Qué dicen los números y los plazos

El Senado dio aprobación el 12 de febrero y ahora la iniciativa va a Diputados. El oficialismo busca que se trate antes del 1 de marzo, cuando se abrirá el período de sesiones ordinarias 2026. La CGT adelantó una reunión extraordinaria del consejo directivo para el 16 de febrero para definir una posible huelga general de 24 horas, ante la posibilidad de que Diputados trate el proyecto la próxima semana, según informó la agencia EFE/MD.

Impacto en la vida cotidiana: ejemplos concretos

  • Un trabajador que hoy cumple 8 horas podría acordar jornadas de 12 horas en su convenio de empresa; eso significa menos tiempo libre, mayores riesgos de fatiga y menos márgenes para la vida familiar o el estudio.
  • Quien sea despedido verá la indemnización calculada sobre una base más reducida; para quienes dependen de ese ahorro para reinsertarse, la pérdida puede ser decisiva.
  • En caso de enfermedad no laboral, la caída al 50% o 75% del salario por meses fragiliza la red de contención económica de hogares con ingresos bajos o cargas familiares.
  • La eliminación progresiva de fondos al cine afectará proyectos culturales y puestos de trabajo en producción audiovisual.

Lo que promete el gobierno y lo que alertan los críticos

El Ejecutivo plantea que la reforma moderniza el mercado laboral, flexibiliza las condiciones para generar empleo formal y reduce litigios judiciales. Sus defensores sostienen que permitir acuerdos más flexibles entre partes atraerá inversiones y dinamizará sectores estancados.

Los sindicatos, organizaciones de derechos laborales y expertos en salud ocupacional advierten lo contrario: mayor precarización, menos protección ante despidos, restricciones al derecho de huelga y riesgos sanitarios por jornadas extensas. También señalan una concentración de poder en negociación a nivel de empresa que puede debilitar la negociación colectiva sectorial.

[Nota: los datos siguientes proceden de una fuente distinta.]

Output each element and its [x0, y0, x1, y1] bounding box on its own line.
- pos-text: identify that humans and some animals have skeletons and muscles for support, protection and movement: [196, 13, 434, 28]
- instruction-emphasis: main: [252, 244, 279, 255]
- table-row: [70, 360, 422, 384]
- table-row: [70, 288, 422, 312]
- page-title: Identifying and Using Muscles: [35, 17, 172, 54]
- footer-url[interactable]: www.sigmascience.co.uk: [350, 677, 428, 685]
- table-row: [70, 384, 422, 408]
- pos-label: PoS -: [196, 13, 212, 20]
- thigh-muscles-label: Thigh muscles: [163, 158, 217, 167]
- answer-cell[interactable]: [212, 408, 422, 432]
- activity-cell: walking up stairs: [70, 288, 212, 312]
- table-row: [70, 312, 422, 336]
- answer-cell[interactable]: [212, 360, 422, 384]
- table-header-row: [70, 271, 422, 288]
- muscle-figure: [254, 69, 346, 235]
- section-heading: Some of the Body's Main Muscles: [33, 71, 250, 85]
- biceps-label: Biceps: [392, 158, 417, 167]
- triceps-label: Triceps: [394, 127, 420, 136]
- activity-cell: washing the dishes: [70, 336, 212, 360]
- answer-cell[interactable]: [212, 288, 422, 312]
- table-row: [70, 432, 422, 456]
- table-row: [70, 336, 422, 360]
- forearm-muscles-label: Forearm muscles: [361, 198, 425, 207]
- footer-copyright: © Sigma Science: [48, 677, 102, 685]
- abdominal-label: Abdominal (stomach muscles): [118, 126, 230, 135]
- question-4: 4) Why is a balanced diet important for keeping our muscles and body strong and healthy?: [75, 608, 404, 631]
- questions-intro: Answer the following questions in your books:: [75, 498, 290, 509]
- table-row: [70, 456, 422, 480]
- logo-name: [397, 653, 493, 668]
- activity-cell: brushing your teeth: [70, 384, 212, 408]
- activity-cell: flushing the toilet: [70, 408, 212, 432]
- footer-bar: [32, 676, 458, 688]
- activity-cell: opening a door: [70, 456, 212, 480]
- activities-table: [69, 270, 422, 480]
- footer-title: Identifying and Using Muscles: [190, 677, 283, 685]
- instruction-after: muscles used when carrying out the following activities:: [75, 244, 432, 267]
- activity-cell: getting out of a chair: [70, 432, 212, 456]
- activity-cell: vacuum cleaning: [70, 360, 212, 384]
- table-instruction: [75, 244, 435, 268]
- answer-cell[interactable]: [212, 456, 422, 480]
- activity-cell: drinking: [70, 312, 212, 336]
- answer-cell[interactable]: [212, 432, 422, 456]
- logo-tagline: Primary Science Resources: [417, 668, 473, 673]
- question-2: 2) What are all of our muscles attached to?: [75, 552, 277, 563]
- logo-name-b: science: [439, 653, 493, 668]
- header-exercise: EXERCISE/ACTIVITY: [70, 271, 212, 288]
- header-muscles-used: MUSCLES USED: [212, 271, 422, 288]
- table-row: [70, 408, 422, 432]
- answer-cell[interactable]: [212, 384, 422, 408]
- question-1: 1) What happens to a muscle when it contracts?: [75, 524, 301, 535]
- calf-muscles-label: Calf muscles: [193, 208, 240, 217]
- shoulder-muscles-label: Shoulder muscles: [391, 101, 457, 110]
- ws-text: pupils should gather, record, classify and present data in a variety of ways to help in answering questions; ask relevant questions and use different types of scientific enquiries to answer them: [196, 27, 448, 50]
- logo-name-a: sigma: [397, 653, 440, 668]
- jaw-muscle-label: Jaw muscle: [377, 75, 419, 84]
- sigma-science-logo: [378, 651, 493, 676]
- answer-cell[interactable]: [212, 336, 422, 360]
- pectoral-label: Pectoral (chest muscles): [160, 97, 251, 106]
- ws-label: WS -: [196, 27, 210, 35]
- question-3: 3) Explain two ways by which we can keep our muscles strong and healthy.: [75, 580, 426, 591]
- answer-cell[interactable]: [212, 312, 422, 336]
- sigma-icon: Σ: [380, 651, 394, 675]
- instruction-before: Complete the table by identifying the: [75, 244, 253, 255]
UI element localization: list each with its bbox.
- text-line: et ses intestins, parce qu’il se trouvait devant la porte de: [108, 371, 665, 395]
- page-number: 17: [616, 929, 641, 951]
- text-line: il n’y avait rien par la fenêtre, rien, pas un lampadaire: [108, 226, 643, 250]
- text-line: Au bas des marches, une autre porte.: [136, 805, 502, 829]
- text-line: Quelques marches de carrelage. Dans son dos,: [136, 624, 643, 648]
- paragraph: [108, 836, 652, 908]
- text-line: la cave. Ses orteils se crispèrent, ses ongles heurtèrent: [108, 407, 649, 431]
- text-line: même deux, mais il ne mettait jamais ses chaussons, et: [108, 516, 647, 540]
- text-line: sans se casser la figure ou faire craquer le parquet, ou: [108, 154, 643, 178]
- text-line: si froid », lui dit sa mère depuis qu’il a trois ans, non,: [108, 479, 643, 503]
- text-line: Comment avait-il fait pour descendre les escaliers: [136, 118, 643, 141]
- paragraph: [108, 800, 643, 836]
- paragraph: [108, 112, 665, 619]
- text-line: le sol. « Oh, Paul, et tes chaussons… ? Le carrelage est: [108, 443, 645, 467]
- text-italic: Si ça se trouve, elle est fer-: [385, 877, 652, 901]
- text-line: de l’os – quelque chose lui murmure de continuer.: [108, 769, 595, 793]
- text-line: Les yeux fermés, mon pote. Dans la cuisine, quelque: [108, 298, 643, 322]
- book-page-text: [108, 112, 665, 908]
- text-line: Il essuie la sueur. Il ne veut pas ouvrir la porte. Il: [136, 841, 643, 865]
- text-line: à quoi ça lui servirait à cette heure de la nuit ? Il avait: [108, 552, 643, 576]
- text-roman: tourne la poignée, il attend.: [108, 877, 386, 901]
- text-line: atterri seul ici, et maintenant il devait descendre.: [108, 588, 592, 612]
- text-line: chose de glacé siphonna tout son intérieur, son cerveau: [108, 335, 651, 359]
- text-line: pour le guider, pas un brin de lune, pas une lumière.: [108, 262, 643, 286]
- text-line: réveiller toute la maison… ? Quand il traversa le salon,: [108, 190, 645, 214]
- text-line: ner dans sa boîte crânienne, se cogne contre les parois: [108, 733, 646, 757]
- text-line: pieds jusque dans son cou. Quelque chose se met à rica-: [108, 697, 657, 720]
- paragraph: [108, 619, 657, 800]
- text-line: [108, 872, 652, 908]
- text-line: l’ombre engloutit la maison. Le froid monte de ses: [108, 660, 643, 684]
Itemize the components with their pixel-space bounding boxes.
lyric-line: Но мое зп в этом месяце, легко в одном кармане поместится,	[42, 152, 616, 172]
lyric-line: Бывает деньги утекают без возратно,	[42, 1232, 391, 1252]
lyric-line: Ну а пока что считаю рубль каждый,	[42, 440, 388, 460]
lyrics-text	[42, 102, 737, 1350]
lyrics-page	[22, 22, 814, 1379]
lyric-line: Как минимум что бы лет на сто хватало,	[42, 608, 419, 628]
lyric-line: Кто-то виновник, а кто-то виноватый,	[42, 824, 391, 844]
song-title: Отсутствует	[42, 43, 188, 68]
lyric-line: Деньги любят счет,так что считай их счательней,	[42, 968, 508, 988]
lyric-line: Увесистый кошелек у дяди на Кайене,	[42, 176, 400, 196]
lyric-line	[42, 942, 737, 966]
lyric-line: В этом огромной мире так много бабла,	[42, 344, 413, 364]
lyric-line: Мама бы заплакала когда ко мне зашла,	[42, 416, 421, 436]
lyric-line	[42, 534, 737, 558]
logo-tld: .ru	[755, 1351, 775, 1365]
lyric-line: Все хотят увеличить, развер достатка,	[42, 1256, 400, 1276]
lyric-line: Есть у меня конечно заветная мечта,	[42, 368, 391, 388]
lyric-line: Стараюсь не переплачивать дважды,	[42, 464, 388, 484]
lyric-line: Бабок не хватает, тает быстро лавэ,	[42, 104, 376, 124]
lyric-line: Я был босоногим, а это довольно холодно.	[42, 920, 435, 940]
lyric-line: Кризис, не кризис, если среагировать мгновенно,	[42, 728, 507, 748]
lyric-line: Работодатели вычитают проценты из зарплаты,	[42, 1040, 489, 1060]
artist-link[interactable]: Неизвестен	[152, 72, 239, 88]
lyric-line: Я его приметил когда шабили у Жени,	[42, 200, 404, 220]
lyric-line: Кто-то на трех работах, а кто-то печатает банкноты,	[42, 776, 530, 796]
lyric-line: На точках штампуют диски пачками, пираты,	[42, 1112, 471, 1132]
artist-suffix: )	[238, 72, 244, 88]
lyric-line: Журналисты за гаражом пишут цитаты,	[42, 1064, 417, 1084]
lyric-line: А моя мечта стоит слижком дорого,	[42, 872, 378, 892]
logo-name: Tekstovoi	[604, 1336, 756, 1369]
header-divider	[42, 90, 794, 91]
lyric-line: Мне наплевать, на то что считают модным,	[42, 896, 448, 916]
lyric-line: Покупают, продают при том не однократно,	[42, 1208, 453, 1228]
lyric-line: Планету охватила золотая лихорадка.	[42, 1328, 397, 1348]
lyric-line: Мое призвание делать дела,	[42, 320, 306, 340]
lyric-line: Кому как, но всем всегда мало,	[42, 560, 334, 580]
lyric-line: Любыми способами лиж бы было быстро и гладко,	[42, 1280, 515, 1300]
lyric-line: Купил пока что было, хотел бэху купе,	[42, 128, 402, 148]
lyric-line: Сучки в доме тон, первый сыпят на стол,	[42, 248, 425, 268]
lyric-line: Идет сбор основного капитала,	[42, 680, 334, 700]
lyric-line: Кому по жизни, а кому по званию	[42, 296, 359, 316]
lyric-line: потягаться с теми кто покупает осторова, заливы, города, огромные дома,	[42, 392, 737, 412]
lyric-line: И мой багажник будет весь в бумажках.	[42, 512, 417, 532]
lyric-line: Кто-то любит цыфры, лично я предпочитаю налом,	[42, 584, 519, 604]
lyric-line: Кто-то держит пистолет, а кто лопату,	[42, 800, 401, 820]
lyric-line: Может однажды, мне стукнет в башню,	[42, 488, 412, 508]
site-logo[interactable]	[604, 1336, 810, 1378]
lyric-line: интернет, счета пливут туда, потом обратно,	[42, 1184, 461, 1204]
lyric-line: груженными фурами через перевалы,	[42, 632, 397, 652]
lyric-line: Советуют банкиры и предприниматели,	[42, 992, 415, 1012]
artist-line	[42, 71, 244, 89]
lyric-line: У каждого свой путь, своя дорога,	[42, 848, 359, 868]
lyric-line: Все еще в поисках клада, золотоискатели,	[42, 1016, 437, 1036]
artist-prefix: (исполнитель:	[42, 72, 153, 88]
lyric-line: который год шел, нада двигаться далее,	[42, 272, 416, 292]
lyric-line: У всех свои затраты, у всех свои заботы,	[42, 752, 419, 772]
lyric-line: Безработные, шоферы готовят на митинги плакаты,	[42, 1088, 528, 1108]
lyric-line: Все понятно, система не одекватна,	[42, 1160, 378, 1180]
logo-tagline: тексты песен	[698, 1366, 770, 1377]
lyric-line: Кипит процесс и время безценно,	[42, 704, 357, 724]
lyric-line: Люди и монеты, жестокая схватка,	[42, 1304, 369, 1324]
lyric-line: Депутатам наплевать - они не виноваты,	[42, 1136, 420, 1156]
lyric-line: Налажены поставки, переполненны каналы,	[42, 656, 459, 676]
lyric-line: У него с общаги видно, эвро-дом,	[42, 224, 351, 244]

Qué sigue y cómo participar

La ley aún no está sancionada: debe ser tratada por la Cámara de Diputados. La tensión social ya se siente: la CGT analiza medidas, y organizaciones gremiales y sociales llaman a movilizaciones. Si te preocupa cómo impactará esta reforma en tu sector, consulta a tu sindicato o a la delegación de trabajo local, participa en asambleas y exige transparencia sobre las negociaciones que afectan condiciones laborales.

Fuentes: texto del proyecto aprobado en el Senado (12/02), declaraciones de la CGT y cobertura de la agencia EFE/MD.